The US manufacturer caused a storm in November when it revealed the Mustang Mach-E as its first bespoke EV. High-level sources have indicated that Ford is already considering expanding the family to appeal to a wider range of customers.
Speaking to Auto Express, Ford of Europe’s Chief Designer Murat Gueler said: “The Mustang influence wasn’t considered until an earlier direction with the car wasn’t really working. Once we introduced Mustang as inspiration, it came together quickly. We’re really excited by what this brings to the electric car, and yes we have already talked about expansion, to some sort of family.”
Ford already has a plan for smaller EVs – based on an agreement with the VW Group to license its MEB all-electric vehicle platform. But we understand that in early November executives and engineers from Ford met VW counterparts to discuss how the new architecture – which underpins the ID.3 – could be adapted to better fit Ford’s needs.

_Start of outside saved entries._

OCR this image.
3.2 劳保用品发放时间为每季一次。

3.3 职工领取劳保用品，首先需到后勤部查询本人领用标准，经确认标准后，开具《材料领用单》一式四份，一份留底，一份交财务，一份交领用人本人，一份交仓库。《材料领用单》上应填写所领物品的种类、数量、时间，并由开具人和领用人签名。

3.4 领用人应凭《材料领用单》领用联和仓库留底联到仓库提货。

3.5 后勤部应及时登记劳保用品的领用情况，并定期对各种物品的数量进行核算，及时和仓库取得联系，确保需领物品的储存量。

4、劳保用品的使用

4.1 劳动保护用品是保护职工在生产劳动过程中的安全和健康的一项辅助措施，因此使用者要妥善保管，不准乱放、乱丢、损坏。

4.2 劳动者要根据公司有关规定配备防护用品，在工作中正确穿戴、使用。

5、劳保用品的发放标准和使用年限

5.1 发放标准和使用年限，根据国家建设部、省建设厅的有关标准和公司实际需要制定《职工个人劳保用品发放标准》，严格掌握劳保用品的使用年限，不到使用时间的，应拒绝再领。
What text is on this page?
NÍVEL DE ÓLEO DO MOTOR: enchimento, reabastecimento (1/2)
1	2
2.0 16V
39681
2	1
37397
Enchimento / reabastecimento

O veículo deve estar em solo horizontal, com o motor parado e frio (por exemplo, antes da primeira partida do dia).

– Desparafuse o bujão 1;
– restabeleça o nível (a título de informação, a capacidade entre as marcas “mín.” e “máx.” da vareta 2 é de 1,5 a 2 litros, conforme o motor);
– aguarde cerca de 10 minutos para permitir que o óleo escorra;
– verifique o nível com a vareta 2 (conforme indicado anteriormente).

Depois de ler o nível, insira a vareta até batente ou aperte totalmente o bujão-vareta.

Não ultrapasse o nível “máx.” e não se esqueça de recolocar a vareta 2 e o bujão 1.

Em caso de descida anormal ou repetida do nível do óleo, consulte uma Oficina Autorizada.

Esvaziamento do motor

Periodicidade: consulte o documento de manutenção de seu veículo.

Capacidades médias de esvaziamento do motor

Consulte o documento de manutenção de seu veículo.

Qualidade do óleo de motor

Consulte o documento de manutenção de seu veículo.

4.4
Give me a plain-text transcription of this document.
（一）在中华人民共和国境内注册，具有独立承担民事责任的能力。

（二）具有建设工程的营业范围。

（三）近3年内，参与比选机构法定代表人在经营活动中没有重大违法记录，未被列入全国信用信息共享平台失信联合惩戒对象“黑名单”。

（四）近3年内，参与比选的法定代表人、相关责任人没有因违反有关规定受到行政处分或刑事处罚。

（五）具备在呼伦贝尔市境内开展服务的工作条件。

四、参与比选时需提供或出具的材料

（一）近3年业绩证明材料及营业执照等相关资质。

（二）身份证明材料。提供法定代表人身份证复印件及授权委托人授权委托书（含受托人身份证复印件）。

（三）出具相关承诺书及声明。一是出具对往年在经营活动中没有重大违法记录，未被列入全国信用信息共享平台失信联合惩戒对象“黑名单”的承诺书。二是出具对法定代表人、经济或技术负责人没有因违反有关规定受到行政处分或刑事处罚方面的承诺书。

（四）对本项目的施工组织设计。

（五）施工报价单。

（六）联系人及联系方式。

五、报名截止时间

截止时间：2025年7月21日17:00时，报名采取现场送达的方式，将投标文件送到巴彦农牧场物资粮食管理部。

A particular area raised during the talks is said to be the position of the front bulkhead and cowl – the base of the windscreen, in effect. VW has pushed the cowl relatively far forward, lengthening the gap between the steering wheel and the base of the screen to help fit the augmented-reality head-up display tech from the ID.3. This makes the bonnet quite short, so it’s harder for Ford to create a smaller model with the stance, roofline and profile of a Mustang.
Ted Cannis, global director of electrification at Ford, told us: “It’s key that we have enough flexibility, and it’s important to have enough differentiation and the kind of performance you expect from a Ford. A lot of that was done in the early part of the negotiations with VW. The parameters that we’ve seen, we can make a great Ford.”
Our exclusive images show how a baby Mustang EV could look on the shorter wheelbase of the MEB platform, mixing an aggressive roofline with typical cues around the front and rear lights.
Gueler told us that any smaller Mustang EV would have a different profile than the Mach-E, but the vehicle would almost certainly be a crossover in any case.
The MEB platform can support rear- and four-wheel drive, and it’s likely that Ford would offer both layouts and a number of different battery sizes. That could give the baby Mustang EV up to 302bhp and a 300-mile range.
The deciding factor on badging the smaller EV as a Mustang could be customer reception to the Mach-E. Resistance to the badge – which replaces all Ford branding on the Mach-E – could yet lead to a rethink on how to somehow mix the latest arrivals with the existing model in an EV family.